Con l’intento di allargare quanto più possibile la raccolta differenziata sul territorio aquilano, lunedì 9 dicembre in via A. De Gasperi verranno inaugurate le prime due nuove ecoisole per la raccolta dei rifiuti.

“Pescara è invece il ‘ventre molle’ con percentuali fra il 30% e 40% che sono basse e che devono essere migliorate. Bene Lanciano, Chieti e Giulianova che superano il 60%. Abbiamo un sevizio di porta a porta con buoni risultati anche a Sulmona e Montesilvano» prosegue Gerardini.

Per lo smaltimento dei pannolini e pannoloni, che rappresa circa il 3% della raccolta, la Regione lavora ad un impianto all’avanguardia di riciclaggio della Fater.

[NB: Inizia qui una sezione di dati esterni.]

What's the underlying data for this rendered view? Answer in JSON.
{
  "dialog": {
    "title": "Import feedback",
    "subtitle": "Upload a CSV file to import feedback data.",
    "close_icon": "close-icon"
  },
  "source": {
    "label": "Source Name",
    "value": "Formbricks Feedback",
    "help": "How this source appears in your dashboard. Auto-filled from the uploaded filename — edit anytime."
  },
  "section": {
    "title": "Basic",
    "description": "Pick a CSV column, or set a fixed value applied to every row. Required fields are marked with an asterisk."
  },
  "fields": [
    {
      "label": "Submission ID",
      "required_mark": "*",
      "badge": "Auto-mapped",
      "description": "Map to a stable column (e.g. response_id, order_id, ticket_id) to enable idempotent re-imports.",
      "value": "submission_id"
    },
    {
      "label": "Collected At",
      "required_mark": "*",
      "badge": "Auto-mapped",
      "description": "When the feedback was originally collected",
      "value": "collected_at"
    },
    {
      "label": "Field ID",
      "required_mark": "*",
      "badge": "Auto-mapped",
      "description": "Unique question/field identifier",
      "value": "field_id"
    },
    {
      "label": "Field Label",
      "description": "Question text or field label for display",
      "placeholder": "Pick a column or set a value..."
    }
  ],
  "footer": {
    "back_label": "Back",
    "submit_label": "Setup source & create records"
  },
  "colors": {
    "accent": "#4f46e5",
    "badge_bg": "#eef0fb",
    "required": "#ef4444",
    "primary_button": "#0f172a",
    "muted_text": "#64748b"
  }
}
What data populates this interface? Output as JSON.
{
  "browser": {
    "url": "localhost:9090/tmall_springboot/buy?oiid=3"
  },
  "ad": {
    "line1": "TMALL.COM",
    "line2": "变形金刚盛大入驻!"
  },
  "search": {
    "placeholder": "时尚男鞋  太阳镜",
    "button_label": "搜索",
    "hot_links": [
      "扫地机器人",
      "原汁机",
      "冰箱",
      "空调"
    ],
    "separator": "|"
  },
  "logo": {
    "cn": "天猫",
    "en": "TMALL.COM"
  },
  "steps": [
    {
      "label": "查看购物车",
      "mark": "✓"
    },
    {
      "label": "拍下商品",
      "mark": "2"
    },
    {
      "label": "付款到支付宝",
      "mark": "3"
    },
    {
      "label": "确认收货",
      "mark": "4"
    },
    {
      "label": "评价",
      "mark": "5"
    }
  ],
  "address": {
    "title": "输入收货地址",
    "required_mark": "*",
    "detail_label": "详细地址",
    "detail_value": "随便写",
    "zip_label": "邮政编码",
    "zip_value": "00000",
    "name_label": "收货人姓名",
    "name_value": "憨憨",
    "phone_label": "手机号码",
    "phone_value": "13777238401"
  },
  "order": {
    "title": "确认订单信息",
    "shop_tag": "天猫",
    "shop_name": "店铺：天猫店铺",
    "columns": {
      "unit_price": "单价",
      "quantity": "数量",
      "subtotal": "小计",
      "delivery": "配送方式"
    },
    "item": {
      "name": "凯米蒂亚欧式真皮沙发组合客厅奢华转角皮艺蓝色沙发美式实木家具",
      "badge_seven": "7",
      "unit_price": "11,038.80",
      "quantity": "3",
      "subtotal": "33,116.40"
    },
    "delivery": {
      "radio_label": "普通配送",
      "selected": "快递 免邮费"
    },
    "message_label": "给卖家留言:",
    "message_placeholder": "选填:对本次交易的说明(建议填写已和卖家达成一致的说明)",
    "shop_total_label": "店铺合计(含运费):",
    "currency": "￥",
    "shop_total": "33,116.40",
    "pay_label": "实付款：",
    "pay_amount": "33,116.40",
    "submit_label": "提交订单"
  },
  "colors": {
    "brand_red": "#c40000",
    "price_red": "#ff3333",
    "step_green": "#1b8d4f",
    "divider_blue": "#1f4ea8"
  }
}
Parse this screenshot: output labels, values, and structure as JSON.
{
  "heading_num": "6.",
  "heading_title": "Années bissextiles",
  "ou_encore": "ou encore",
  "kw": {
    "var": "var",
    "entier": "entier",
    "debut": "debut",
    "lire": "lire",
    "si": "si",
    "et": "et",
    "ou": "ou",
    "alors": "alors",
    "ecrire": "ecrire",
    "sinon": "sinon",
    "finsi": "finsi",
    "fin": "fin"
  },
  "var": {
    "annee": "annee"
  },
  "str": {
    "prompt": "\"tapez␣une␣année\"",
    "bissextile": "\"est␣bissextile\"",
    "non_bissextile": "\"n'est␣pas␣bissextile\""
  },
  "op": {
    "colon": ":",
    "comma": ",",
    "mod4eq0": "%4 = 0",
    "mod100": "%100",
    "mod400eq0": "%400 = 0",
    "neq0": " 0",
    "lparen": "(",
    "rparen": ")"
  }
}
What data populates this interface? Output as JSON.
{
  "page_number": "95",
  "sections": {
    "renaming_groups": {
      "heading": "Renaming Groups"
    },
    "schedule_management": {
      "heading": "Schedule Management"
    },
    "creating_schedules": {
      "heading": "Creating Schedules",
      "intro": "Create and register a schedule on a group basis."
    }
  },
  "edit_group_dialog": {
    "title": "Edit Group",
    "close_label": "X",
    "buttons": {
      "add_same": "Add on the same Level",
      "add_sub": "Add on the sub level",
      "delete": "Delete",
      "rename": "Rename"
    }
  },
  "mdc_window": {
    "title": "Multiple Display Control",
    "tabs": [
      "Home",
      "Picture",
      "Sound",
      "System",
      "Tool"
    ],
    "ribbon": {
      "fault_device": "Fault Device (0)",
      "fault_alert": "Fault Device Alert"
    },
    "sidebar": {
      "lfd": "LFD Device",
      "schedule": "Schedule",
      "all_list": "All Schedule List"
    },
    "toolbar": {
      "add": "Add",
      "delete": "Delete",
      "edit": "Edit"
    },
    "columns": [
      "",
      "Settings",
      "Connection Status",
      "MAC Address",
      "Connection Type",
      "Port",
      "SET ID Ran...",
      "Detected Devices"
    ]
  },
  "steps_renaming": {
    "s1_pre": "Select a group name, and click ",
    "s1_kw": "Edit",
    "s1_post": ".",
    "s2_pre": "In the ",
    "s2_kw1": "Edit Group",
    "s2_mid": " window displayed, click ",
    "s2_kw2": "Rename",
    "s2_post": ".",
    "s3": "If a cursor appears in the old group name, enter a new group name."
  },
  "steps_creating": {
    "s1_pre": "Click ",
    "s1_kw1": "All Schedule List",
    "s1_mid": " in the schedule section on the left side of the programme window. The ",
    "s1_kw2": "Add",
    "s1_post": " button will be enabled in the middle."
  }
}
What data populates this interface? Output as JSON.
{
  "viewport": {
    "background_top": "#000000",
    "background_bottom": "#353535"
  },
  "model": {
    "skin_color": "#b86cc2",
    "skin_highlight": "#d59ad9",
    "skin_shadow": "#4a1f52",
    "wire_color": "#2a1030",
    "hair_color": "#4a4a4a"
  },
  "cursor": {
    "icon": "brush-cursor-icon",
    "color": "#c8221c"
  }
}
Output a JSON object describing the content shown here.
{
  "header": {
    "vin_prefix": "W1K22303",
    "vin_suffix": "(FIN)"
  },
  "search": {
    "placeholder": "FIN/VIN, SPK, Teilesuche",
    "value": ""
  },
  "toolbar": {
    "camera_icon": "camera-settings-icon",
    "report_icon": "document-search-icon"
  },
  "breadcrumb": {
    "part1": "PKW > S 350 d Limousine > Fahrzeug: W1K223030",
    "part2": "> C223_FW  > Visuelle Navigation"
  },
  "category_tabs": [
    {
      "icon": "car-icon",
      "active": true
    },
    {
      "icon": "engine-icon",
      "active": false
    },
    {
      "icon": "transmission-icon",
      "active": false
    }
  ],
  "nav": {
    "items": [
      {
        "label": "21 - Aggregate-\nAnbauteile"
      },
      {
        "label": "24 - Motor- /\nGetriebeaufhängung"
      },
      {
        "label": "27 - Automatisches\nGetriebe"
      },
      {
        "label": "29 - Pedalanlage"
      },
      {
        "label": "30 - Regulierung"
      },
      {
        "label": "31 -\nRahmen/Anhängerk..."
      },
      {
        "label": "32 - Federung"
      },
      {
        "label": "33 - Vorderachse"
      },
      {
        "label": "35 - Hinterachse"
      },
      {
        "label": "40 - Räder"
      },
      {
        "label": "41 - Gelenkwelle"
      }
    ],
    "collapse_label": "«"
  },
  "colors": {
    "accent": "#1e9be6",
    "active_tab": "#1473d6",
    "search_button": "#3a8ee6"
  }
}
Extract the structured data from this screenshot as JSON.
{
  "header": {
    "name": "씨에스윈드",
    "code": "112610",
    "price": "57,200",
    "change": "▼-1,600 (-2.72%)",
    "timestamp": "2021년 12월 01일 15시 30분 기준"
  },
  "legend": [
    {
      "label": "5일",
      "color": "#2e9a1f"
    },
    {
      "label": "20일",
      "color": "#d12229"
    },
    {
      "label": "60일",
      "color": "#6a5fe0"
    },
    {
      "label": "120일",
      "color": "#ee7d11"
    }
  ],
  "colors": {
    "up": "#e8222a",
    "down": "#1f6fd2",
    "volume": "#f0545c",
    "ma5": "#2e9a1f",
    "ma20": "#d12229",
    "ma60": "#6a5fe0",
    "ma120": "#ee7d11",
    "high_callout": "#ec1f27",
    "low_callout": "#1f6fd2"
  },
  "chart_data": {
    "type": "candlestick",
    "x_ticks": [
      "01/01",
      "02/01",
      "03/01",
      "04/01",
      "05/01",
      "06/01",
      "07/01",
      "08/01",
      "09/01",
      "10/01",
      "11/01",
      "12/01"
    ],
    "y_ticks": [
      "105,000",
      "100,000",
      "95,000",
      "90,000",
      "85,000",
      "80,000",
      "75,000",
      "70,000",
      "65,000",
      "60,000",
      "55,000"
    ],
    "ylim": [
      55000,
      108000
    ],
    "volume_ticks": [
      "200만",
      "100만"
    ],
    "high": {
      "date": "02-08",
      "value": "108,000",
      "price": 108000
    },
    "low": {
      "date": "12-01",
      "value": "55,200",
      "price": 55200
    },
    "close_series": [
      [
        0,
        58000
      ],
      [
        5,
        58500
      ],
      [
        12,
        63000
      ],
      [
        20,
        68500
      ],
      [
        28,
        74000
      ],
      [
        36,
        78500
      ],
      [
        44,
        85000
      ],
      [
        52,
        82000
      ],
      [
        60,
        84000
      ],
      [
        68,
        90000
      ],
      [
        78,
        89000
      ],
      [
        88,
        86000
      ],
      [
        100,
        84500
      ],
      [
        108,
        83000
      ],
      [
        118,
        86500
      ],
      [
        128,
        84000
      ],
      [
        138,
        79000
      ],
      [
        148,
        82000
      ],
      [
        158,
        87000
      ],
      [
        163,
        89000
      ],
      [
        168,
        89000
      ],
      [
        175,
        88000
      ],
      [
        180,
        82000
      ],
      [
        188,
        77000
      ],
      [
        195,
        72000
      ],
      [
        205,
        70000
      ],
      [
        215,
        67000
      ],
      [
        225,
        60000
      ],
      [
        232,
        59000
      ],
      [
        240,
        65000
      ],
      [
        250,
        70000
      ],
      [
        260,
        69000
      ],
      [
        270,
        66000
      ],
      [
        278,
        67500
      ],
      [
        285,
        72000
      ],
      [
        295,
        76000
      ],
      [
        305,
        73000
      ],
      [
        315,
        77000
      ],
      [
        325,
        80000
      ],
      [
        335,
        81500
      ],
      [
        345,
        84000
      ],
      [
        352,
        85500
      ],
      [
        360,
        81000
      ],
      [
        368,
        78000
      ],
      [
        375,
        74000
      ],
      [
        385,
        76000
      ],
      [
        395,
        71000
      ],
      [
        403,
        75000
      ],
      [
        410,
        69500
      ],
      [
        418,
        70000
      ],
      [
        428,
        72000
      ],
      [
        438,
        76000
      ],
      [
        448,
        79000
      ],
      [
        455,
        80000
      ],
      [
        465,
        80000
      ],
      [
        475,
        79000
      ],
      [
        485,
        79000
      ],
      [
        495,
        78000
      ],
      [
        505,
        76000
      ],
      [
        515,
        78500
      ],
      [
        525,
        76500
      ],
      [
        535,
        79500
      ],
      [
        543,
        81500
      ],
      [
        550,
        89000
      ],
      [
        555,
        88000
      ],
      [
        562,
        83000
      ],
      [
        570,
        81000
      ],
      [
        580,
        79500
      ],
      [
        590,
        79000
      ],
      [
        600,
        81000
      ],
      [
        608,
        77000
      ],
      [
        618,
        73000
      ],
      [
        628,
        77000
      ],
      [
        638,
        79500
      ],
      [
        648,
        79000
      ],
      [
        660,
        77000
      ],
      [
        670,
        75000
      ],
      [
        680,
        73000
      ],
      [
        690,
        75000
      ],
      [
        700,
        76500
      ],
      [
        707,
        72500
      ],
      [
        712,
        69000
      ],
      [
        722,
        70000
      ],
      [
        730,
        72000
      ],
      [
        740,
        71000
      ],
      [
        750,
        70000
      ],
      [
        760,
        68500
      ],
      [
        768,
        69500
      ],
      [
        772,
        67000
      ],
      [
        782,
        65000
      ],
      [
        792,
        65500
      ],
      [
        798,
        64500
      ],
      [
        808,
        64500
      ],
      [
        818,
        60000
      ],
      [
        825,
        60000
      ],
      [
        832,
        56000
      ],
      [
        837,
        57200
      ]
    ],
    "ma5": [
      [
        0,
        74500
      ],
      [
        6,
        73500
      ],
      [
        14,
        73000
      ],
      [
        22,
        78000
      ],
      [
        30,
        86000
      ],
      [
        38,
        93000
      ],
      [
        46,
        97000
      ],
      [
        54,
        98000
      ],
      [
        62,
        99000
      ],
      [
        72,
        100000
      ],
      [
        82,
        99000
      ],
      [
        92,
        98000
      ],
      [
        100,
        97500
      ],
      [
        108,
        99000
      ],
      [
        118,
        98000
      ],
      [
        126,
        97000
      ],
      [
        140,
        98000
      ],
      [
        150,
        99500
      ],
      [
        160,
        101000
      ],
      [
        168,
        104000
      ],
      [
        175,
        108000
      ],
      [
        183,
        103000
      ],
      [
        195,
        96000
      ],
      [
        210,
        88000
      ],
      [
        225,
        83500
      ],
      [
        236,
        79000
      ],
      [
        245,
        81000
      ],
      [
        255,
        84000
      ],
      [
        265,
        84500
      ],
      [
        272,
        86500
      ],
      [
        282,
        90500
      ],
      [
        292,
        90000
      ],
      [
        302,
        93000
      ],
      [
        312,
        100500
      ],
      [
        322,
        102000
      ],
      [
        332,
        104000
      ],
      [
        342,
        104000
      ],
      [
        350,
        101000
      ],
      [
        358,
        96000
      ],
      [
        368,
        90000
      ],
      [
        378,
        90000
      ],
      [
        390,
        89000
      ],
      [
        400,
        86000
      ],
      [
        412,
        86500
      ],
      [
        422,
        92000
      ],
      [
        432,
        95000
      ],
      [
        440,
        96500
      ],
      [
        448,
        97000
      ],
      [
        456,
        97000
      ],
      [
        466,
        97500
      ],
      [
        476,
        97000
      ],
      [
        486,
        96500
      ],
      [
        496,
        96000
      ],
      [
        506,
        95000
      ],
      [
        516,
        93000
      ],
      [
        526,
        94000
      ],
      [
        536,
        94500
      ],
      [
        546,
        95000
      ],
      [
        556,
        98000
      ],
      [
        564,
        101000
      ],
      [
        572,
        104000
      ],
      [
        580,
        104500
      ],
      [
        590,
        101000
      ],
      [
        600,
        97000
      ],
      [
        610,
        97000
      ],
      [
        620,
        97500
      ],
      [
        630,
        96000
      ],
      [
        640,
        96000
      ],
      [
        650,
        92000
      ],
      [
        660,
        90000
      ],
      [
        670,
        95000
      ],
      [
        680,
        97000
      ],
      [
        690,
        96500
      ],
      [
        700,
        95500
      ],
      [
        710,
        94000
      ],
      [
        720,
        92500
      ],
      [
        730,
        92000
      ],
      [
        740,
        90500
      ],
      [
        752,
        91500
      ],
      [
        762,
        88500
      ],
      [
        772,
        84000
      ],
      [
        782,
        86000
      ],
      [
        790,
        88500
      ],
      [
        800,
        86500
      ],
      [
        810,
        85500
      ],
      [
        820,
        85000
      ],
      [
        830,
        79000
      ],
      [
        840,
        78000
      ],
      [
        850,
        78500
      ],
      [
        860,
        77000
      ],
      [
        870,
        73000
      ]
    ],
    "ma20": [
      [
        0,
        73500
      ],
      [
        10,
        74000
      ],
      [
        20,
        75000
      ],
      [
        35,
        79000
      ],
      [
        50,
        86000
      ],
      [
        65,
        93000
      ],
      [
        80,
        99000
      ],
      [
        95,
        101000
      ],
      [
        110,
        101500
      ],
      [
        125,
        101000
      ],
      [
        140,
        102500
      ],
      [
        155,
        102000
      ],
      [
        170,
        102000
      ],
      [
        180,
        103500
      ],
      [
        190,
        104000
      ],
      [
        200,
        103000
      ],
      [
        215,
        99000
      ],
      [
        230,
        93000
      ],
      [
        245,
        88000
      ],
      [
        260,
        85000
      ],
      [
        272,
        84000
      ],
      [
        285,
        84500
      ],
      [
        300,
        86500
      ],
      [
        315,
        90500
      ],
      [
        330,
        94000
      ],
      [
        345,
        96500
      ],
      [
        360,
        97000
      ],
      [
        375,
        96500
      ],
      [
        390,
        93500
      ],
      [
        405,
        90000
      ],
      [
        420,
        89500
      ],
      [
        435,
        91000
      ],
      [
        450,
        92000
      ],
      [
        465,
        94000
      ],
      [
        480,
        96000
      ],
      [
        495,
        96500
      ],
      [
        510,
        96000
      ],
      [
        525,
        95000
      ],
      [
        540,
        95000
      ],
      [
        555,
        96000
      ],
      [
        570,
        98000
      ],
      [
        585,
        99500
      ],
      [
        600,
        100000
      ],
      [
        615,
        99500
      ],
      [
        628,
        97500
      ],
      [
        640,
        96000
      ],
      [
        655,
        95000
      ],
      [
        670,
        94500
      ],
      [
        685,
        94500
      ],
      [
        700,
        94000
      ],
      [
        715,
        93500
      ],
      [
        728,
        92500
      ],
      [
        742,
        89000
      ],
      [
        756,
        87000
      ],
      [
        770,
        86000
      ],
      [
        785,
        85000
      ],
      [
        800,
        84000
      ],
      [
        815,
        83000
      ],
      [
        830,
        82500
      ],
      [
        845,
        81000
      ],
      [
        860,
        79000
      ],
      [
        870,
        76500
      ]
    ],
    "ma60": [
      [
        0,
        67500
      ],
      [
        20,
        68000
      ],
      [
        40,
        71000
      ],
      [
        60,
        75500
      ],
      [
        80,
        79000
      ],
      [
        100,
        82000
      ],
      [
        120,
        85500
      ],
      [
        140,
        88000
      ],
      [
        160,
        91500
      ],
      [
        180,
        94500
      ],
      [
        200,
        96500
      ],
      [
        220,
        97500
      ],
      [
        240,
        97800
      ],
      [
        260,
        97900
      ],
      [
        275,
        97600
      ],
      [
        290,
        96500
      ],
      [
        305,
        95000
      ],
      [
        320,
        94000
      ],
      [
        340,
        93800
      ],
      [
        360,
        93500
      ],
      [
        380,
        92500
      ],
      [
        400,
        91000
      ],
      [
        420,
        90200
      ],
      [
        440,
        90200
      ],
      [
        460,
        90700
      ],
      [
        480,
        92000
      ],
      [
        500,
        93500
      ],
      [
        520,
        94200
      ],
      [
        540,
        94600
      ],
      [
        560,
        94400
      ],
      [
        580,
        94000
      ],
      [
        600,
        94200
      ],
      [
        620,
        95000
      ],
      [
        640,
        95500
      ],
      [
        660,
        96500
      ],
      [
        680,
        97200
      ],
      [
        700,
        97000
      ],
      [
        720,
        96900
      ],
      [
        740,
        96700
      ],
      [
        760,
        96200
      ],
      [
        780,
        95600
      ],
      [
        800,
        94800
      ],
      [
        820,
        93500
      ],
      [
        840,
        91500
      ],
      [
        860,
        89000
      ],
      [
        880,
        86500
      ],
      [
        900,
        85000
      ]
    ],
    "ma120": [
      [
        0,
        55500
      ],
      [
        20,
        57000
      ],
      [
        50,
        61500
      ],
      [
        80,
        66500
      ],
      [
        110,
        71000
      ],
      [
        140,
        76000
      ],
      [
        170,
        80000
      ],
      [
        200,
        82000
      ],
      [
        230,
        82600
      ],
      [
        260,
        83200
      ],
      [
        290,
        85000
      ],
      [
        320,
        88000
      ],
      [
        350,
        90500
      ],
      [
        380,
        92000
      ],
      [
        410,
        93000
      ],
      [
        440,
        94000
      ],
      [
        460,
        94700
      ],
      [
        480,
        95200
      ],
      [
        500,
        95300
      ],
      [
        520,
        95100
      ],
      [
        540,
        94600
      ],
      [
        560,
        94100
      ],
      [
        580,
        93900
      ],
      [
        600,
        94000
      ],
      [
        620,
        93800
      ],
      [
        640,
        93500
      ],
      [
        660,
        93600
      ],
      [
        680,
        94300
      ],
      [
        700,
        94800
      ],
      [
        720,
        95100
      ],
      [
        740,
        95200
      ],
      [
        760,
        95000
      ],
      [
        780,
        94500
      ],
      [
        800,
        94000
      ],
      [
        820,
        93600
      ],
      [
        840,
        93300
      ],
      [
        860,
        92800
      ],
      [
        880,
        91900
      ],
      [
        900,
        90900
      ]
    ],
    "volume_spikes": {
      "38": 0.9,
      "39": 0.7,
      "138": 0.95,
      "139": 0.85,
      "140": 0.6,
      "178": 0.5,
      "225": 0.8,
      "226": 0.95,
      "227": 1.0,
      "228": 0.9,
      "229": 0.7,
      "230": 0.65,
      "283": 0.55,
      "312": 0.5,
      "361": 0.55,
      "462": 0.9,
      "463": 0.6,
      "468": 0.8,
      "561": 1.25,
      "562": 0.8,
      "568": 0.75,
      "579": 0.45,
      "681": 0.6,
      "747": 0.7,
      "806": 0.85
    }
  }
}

Raccolta differenziata: il caso di Molina e della Valle Subequana

Oltre l’80%: è un record quello raggiunto da Molina Aterno, comune della Valle Subequana, nelle percentuali di raccolta differenziata sul territorio (dati Cogesa novembre 2019). 80,3%, ad essere precisi: dato che colloca Molina Aterno fra i comuni abruzzesi con la più alta percentuale di raccolta differenziata.
Sugli scudi,  nell’Abruzzo interno, insieme a splendidi borghi come Calascio, Villa Sant’Angelo, Sant’Eusanio Forconese, Roccacasale e Scanno: tutte sopra l’80%. Un incremento che rispecchia l’andamento, positivo, della raccolta differenziata in Abruzzo. “Il risultato è frutto dell’impegno di tutta la popolazione, che ringrazio” dice Luigi Fasciani, sindaco di Molina Aterno. “Il comune ce la sta mettendo tutta per fornire gli strumenti affinché si faccia sempre meglio”.

Raccolta differenziata assente ancora in 32 comuni

«La diffusione della raccolta differenziata secondo modelli porta a porta/domiciliari, una maggiore consapevolezza dei cittadini e una più efficace organizzazione dei servizi da parte dei soggetti gestori, hanno determinato un incremento della raccolta differenziata mediante una migliore differenziazione dei rifiuti. In Abruzzo restano però ancora 32 comuni che non fanno raccolta differenziata” dice l’assessore regionale Nicola Campitelli.
“La crescita costante di differenziata ci dice però che siamo sulla strada giusta ma dobbiamo migliorare. Per questo dobbiamo incentivare i nostri cittadini e i comuni alla differenziata e incrementare la raccolta porta a porta. Dobbiamo lavorare affinché ci siano sempre più comuni ricicloni. L’obiettivo finale è quello di aumentare la raccolta differenziata perché così facendo faremmo un salto di qualità».